Bigdely-Shamlo Nima, Makeig Scott, Robbins Kay A
Qusp Labs, Qusp, San Diego CA, USA.
Swartz Center for Computational Neuroscience, University of California, San Diego, San Diego CA, USA.
Front Neuroinform. 2016 Mar 8;10:7. doi: 10.3389/fninf.2016.00007. eCollection 2016.
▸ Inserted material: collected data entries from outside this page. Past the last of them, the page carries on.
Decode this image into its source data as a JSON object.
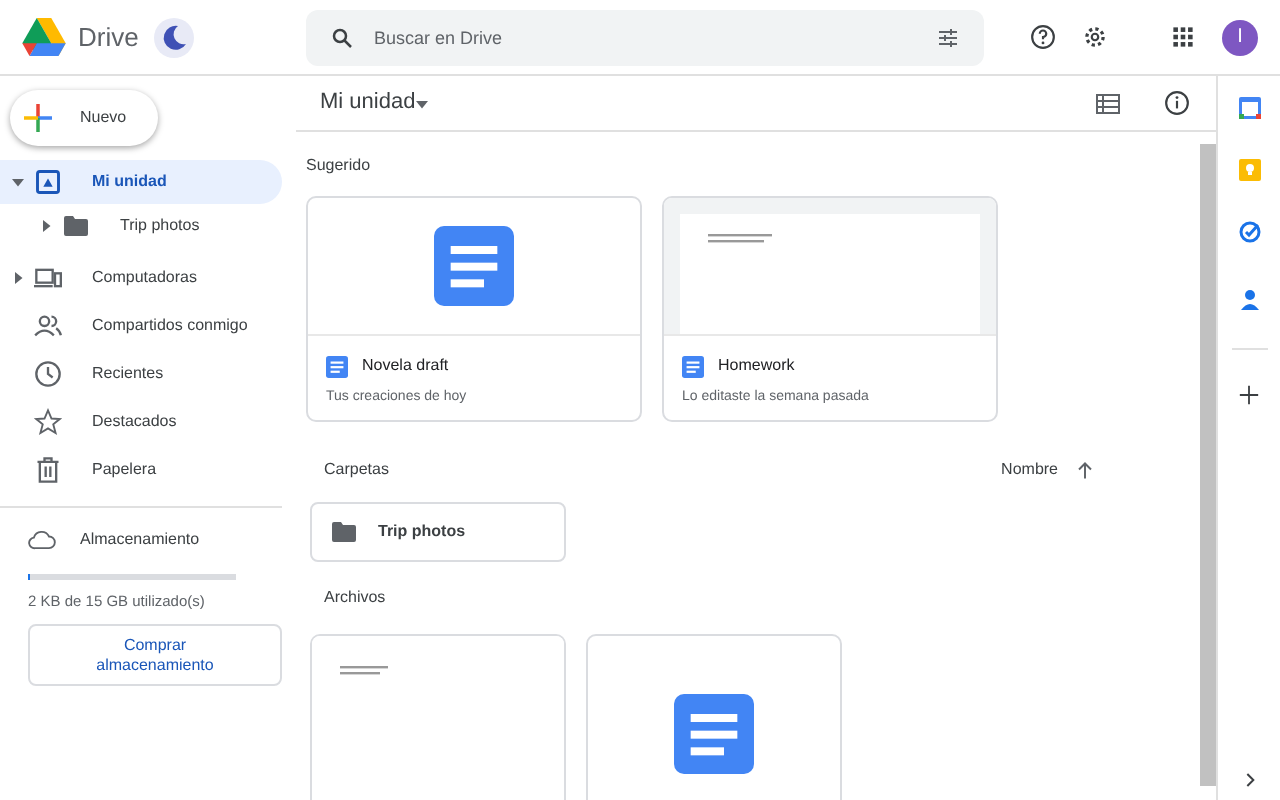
{
  "header": {
    "app_name": "Drive",
    "search": {
      "placeholder": "Buscar en Drive"
    },
    "avatar_letter": "I"
  },
  "sidebar": {
    "new_button": "Nuevo",
    "items": [
      {
        "kind": "tree",
        "label": "Mi unidad",
        "selected": true,
        "expanded": true,
        "children": [
          {
            "label": "Trip photos",
            "selected": false,
            "expanded": false
          }
        ]
      },
      {
        "kind": "tree",
        "label": "Computadoras",
        "selected": false,
        "expanded": false
      },
      {
        "kind": "shared",
        "label": "Compartidos conmigo",
        "selected": false
      },
      {
        "kind": "recent",
        "label": "Recientes",
        "selected": false
      },
      {
        "kind": "starred",
        "label": "Destacados",
        "selected": false
      },
      {
        "kind": "trash",
        "label": "Papelera",
        "selected": false
      }
    ],
    "storage": {
      "label": "Almacenamiento",
      "level": 0.002,
      "usage": "2 KB de 15 GB utilizado(s)",
      "buy_button": "Comprar almacenamiento"
    }
  },
  "main": {
    "title": "Mi unidad",
    "suggested": {
      "heading": "Sugerido",
      "cards": [
        {
          "kind": "doc-icon",
          "name": "Novela draft",
          "detail": "Tus creaciones de hoy"
        },
        {
          "kind": "doc-preview",
          "name": "Homework",
          "detail": "Lo editaste la semana pasada"
        }
      ]
    },
    "folders": {
      "heading": "Carpetas",
      "sort_label": "Nombre",
      "items": [
        "Trip photos"
      ]
    },
    "files": {
      "heading": "Archivos",
      "items": [
        {
          "kind": "doc-preview"
        },
        {
          "kind": "doc-icon"
        }
      ]
    }
  }
}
Large-scale analysis of EEG and other physiological measures promises new insights into brain processes and more accurate and robust brain-computer interface models. However, the absence of standardized vocabularies for annotating events in a machine understandable manner, the welter of collection-specific data organizations, the difficulty in moving data across processing platforms, and the unavailability of agreed-upon standards for preprocessing have prevented large-scale analyses of EEG. Here we describe a "containerized" approach and freely available tools we have developed to facilitate the process of annotating, packaging, and preprocessing EEG data collections to enable data sharing, archiving, large-scale machine learning/data mining and (meta-)analysis. The EEG Study Schema (ESS) comprises three data "Levels," each with its own XML-document schema and file/folder convention, plus a standardized (PREP) pipeline to move raw (Data Level 1) data to a basic preprocessed state (Data Level 2) suitable for application of a large class of EEG analysis methods. Researchers can ship a study as a single unit and operate on its data using a standardized interface. ESS does not require a central database and provides all the metadata data necessary to execute a wide variety of EEG processing pipelines. The primary focus of ESS is automated in-depth analysis and meta-analysis EEG studies. However, ESS can also encapsulate meta-information for the other modalities such as eye tracking, that are increasingly used in both laboratory and real-world neuroimaging. ESS schema and tools are freely available at www.eegstudy.org and a central catalog of over 850 GB of existing data in ESS format is available at studycatalog.org. These tools and resources are part of a larger effort to enable data sharing at sufficient scale for researchers to engage in truly large-scale EEG analysis and data mining (BigEEG.org).
对脑电图(EEG)及其他生理测量指标进行大规模分析,有望为大脑过程带来新的见解,并建立更准确、更强大的脑机接口模型。然而,缺乏以机器可理解的方式注释事件的标准化词汇表、特定采集数据组织的混乱、跨处理平台移动数据的困难以及预处理方面缺乏公认标准,阻碍了对EEG的大规模分析。在此,我们描述了一种“容器化”方法以及我们开发的免费工具,以促进对EEG数据采集进行注释、打包和预处理的过程,从而实现数据共享、存档、大规模机器学习/数据挖掘以及(元)分析。EEG研究模式(ESS)包括三个数据“级别”,每个级别都有自己的XML文档模式和文件/文件夹约定,外加一个标准化(PREP)管道,用于将原始(数据级别1)数据转换为适合一大类EEG分析方法应用的基本预处理状态(数据级别2)。研究人员可以将一项研究作为一个单元进行交付,并使用标准化接口对其数据进行操作。ESS不需要中央数据库,并提供执行各种EEG处理管道所需的所有元数据。ESS的主要重点是EEG研究的自动化深入分析和元分析。然而,ESS还可以封装其他模态(如眼动追踪)的元信息,这些模态在实验室和现实世界的神经成像中越来越常用。ESS模式和工具可在www.eegstudy.org免费获取,studycatalog.org上提供了一个超过850GB的现有ESS格式数据的中央目录。这些工具和资源是一项更大努力的一部分,该努力旨在实现足够规模的数据共享,以使研究人员能够进行真正的大规模EEG分析和数据挖掘(BigEEG.org)。